Les Marocains fortement exposés au plomb
La revue "Toxicologie Maroc" s’est penchée, dans son numéro du 2e trimestre 2014, au problème de l’exposition aux métaux lourds au Maroc, et plus précisément au plomb, matériau entrant dans la composition de plusieurs matières et produits d’utilisation courante. L'eau et l'air n'échappent pas à la règle.
Comme le mercure et le cadmium, le plomb fait partie des éléments traces non essentiels. Cette catégorie de métaux n’a aucun effet bénéfique connu pour les cellules. Au contraire, ils ont un effet polluant et produisent des effets toxiques pour les organismes, même lorsqu’ils sont présents en faible concentration.
Plus grave encore, la toxicité de ces éléments se développe par bioaccumulation, à travers tous les maillons de la chaîne alimentaire.
L’utilisation des trois matériaux précités, à savoir le plomb, le mercure et le cadmium, intervient exclusivement dans le domaine de l’industrie. On les retrouve dans l’industrie chimique et pharmaceutique, la production de peintures et la fabrication de batteries, en plus de certaines composantes électriques et électroniques. Cependant, ces procédés de fabrications ne sont pas communs au Maroc. Quels sont donc les particularités de l’exposition de la population marocaine aux dangers du plomb?

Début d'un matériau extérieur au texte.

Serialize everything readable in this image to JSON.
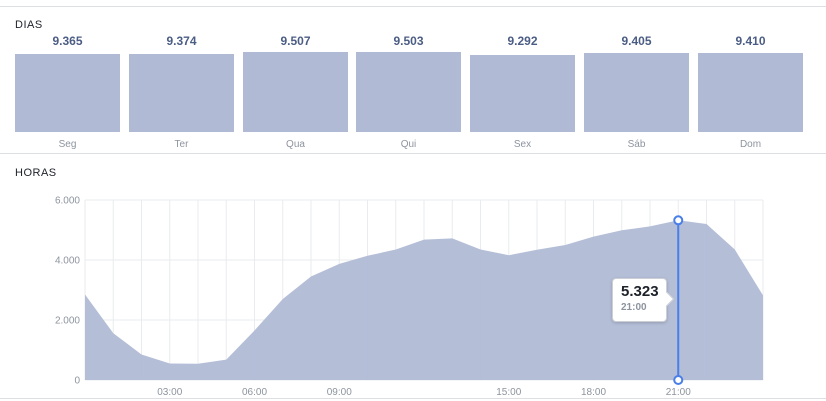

Une étude réalisée par l’Institut national d’hygiène datant de 1996 dans la région de Rabat-Salé montrait que les deux principales sources de pollutions au plomb sont le trafic urbain (utilisation de l’essence contenant du plomb) et l’activité de poterie qui nécessite l’utilisation de poudre à forte concentration en plomb.
Les résultats de l’étude montrent que la teneur annuelle moyenne du plomb atmosphérique dans la région Rabat-Salé dépasse légèrement la norme de l’Organisation mondiale de la santé (OMS). Autre élément, cette fois-ci inquiétant, la contamination en plomb des sédiments du Bouregreg est 40.000 fois plus importante qu’à l’Oudaya. Il convient de rappeler que cette étude à été réalisée il y a presque vingt ans.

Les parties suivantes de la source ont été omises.